Outgoing principal’s unique approach
Getting summoned to the principal’s office is not what it used to be.
These days, pupils at Murrays Bay Intermediate School on Auckland’s North Shore were keen meet with their outgoing principal and Mt Albert resident, Colin Dale, whom they described as ‘‘kind’’.
‘‘He’s really welcoming and happy to stop and help,’’ said school leader Ella Dorward, 12.
‘‘It’s really cool to have an approachable principal, it makes you feel a bit more confident.’’
Dale described this approach as an ‘‘invitational ideology’’. Despite a long list of achievements, after 15 years at the school, this was what Dale said he was most proud of.
‘‘When I first came here, there were queues for the deans. [Now] we don’t have any kids in trouble because they want to be here.’’
Pupils also said their principal had given them plenty of opportunities to do ‘‘cool things’’, such as studying everything from dance to leadership development.
Dale said such programmes were not just about being fun, they were about ensuring pupils would be employable in the future, in jobs that may not have been created yet.
‘‘I think I’m future-focused and determined to have pupils who are prepared for a world that’s very different to what it is today,’’ he said.
Dale had built Murrays Bay to be one of the largest and most progressive intermediate schools in the country, with the roll growing from 650 to 1050.
Attractions included a high- performance sports programme, an international department, digital learning, and subjects like sustainability and coding.
After leading four different schools, Dale felt it was time to step down as principal. His last day would be July 7 but it comes with a tinge of sadness.

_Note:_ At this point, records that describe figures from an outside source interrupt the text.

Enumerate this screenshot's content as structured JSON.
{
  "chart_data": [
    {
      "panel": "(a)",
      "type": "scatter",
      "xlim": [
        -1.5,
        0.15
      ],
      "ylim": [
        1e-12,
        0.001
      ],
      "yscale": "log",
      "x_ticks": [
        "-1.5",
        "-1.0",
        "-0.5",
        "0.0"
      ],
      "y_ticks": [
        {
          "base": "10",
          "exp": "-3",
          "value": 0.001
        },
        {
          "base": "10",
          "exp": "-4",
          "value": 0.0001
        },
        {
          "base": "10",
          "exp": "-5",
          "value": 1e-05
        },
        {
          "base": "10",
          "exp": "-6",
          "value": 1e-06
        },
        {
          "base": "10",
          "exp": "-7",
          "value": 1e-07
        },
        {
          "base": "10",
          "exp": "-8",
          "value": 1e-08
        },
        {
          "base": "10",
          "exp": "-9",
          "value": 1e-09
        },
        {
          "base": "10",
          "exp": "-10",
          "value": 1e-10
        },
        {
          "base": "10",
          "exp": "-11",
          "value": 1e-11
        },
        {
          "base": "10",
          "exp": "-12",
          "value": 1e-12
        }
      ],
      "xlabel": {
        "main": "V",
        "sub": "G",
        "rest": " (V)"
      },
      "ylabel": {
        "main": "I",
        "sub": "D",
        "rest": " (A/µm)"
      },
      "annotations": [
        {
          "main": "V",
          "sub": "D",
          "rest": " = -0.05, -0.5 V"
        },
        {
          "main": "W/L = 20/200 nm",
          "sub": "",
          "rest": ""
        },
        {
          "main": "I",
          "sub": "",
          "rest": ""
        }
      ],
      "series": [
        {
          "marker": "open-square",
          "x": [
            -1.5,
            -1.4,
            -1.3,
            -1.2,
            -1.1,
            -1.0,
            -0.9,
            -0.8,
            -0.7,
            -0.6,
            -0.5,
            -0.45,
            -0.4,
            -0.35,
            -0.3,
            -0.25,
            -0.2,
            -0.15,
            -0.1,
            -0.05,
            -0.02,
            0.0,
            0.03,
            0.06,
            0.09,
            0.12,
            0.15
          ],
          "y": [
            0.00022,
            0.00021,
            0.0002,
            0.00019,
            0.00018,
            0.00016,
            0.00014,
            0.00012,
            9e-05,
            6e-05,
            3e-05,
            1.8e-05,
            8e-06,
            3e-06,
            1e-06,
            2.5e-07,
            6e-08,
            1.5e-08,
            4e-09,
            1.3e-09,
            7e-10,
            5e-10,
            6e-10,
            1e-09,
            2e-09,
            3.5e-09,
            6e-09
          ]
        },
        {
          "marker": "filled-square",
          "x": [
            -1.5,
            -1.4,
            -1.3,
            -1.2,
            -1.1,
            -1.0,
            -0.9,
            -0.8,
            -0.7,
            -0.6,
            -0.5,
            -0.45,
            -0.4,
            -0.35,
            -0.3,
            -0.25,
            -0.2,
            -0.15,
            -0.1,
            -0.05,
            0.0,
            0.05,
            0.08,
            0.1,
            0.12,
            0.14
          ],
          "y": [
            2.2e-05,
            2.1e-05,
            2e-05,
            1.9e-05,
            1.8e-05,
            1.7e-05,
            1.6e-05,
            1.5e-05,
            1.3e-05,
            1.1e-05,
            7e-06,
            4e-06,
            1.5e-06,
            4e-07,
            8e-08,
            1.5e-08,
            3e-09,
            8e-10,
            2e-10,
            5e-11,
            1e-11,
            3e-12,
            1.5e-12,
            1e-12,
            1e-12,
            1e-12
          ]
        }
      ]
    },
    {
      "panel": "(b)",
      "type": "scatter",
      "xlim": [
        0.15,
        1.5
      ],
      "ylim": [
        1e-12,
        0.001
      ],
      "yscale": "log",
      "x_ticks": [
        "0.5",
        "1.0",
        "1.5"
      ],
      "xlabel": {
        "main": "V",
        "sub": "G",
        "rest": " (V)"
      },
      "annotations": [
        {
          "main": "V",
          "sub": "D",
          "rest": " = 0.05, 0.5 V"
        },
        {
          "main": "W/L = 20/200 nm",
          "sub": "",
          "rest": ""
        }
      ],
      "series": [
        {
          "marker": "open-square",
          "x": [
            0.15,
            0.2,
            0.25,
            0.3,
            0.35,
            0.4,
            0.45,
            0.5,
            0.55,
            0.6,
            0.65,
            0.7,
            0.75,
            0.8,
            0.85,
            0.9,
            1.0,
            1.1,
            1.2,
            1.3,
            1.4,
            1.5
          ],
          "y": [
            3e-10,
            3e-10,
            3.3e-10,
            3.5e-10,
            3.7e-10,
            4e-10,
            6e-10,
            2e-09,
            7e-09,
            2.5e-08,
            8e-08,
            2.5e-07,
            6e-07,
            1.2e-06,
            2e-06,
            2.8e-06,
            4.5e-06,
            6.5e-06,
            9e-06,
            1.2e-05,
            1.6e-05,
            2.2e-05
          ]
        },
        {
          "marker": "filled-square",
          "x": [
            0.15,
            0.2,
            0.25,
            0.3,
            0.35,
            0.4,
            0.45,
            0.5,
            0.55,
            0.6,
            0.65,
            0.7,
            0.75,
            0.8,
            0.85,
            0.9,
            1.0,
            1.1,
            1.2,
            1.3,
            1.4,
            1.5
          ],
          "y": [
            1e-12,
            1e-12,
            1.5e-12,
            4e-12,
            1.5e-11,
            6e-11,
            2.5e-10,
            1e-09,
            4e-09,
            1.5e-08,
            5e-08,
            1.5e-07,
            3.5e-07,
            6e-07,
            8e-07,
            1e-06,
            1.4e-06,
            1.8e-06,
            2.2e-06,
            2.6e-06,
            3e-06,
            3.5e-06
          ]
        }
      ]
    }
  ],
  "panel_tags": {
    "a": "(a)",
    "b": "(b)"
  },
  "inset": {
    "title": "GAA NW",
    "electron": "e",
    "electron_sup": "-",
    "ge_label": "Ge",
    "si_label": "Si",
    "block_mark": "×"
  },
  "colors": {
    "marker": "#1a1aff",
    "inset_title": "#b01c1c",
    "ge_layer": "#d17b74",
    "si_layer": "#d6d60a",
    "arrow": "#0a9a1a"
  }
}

‘‘It has been one of the best experiences of my life. It’s a stunning community and a most fantastic group of professionals … It’s hard to imagine where one would see so many good kids in one place.’’
Dale was the latest in a string of Shore principals who were leaving their roles, but he said there was nothing sinister in the changes.
At 65, Dale simply felt it was time to do part-time work and he had lots of offers.
The search for a replacement was continuing and pupils were planning a big send-off.